J’opinai. Et avant de me rendre compte de ce que j’allais dire, j’admis :

— J’ai la trouille moi aussi.

— Ah… fit-elle.

— Je n’ai pas envie de faire ce truc. Pas la moindre envie.

— Alors pourquoi… ?

— J’ai absolument besoin du prix en dollars.

Gwyneth soupira.

— On en revient toujours au fric, pas vrai ?

— Je me sens complètement idiot.

— Mais si tu le fais… Quand tu reviendras, tu seras financièrement indépendant de ton père, définitivement. Ça vaut le coup, non ?

— Je peux y laisser ma peau.

— Ça…

Nous restâmes assis sans rien dire tandis que le jour déclinait, on n’y voyait presque plus dans le salon.

Finalement, je lâchai :

— Tu sais, c’est Alex qui m’a embarqué là-dedans, l’astronomie planétaire et tout ce qui tourne autour.

— Ah bon ?

Je ne pouvais pas distinguer son visage dans le noir.

— Oui.

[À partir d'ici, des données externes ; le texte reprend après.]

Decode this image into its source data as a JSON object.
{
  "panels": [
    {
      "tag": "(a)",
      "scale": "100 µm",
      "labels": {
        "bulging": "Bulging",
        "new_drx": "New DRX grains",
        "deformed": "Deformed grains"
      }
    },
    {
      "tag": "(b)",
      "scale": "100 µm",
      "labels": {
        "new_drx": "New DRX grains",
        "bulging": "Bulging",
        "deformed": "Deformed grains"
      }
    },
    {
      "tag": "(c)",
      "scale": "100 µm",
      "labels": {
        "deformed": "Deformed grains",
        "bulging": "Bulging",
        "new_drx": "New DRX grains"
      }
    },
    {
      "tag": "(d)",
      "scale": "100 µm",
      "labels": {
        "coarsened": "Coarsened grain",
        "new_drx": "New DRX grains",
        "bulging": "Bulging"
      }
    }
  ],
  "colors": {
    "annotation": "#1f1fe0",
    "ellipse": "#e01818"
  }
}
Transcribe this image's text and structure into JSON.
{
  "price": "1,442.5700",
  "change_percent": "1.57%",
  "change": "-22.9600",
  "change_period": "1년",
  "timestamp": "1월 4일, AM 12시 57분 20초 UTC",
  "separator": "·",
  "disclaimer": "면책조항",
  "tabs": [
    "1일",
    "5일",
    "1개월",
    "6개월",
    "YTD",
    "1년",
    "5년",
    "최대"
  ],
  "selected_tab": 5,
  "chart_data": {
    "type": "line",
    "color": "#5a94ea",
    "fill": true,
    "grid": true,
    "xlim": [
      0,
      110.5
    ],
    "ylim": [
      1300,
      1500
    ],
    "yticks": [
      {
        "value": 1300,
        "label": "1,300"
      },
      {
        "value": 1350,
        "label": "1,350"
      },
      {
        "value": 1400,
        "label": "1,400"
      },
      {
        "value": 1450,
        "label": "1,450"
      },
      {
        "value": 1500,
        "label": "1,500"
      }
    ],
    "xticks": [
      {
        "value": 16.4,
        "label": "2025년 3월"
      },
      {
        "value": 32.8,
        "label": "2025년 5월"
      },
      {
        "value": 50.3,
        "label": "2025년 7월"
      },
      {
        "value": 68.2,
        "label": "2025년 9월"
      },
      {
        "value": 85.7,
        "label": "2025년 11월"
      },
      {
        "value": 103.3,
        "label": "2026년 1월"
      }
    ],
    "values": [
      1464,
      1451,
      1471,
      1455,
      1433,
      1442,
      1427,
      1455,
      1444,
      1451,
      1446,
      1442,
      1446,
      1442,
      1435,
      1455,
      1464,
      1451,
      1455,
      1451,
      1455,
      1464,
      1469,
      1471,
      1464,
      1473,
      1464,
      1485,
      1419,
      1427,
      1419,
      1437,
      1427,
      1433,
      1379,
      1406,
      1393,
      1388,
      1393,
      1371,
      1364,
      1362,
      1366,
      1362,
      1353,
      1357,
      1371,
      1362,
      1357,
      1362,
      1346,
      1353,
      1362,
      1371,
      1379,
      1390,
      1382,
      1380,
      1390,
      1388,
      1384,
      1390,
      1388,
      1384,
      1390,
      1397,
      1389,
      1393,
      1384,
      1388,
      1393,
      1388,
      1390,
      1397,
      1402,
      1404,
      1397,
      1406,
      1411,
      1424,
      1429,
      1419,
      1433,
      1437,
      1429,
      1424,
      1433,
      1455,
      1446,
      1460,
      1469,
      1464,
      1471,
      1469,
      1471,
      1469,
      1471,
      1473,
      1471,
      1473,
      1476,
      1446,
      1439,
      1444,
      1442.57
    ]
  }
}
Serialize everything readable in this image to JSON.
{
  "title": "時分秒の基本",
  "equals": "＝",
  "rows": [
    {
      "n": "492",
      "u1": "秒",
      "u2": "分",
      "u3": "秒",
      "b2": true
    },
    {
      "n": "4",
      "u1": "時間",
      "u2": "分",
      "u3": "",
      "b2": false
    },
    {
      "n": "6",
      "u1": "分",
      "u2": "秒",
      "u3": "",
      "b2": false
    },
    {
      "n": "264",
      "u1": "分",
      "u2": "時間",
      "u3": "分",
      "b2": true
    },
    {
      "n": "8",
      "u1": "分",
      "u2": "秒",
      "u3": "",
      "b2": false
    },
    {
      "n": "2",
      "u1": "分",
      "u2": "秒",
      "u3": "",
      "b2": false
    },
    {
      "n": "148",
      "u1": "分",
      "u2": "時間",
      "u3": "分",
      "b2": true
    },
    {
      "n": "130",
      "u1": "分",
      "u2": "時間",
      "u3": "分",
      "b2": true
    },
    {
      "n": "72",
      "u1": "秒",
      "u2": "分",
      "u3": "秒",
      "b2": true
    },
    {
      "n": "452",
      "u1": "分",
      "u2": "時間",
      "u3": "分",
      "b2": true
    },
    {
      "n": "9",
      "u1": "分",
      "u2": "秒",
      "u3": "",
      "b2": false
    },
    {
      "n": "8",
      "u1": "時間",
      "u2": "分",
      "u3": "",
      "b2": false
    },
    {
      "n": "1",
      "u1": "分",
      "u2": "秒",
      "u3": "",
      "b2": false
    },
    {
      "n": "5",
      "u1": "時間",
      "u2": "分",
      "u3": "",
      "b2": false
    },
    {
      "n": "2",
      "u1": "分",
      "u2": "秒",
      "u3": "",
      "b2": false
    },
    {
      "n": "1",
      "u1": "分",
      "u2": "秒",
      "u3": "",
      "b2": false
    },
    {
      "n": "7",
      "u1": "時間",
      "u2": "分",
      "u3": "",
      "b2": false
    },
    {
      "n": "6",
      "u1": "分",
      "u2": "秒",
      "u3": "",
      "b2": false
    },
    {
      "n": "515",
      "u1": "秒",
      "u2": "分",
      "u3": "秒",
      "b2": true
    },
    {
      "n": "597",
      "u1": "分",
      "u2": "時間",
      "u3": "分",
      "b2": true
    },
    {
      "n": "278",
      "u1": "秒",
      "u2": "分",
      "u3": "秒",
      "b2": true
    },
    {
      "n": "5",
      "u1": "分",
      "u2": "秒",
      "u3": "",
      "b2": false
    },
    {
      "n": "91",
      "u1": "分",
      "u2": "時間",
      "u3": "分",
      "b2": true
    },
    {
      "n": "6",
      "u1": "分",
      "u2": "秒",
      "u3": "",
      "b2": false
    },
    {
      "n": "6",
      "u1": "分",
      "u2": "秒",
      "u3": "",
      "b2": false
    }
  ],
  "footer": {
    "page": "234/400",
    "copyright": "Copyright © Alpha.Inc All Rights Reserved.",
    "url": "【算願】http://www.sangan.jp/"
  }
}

Il avait dix ans de plus que moi. Et d’aussi loin que je me souvienne, c’est vraiment ça qu’il voulait faire.

— Y compris les expéditions ?

— Je me rappelle, il a commencé à me mettre dans le coup quand il a été sur Mars. Je m’y suis promené avec lui en réalité virtuelle. C’était fascinant ! Un monde complètement différent. On allait de découverte en découverte.

Gwyneth se pressa contre moi pour m’écouter raconter Mars.

Finalement je lui dis :

— Ce n’est pas le fric. Pas du tout. Je vais sur Vénus pour retrouver mon frangin. J’y vais pour Alex.

Elle m’embrassa sur la joue et murmura :

— Bien sûr, Van. C’est pour ça que tu y vas.

Était-ce la vérité ? Est-ce qu’on parlait sincèrement tous les deux ? Je voulais que ça soit vrai. Ou plutôt… j’avais besoin que ça soit vrai.

Elle dit alors :

— Qu’est-ce qu’on fait pour l’appartement de Barcelone ?

— Pourquoi tu demandes ça ?

Elle eut un long moment d’hésitation.

— Eh ben, c’est seulement… Tu vois, si jamais tu ne reviens pas de ton expédition, je n’ai aucun droit de propriété… Ton père me jettera dehors, c’est sûr. Lui ou ses avocats.

Oh non, pensai-je, Papa ne te renverra pas. Il a certainement remarqué tes beaux yeux et ta belle petite gueule. Il prendra ma suite.

Mais au lieu de ça je lui dis :

— J’ai fait un testament. Je t’ai légué cet appartement. Ça ira comme ça ?

Elle m’embrassa encore, sur les lèvres cette fois. Nous n’avions jamais parlé d’amour, ni même de gratitude, mais nous nous comprenions parfaitement.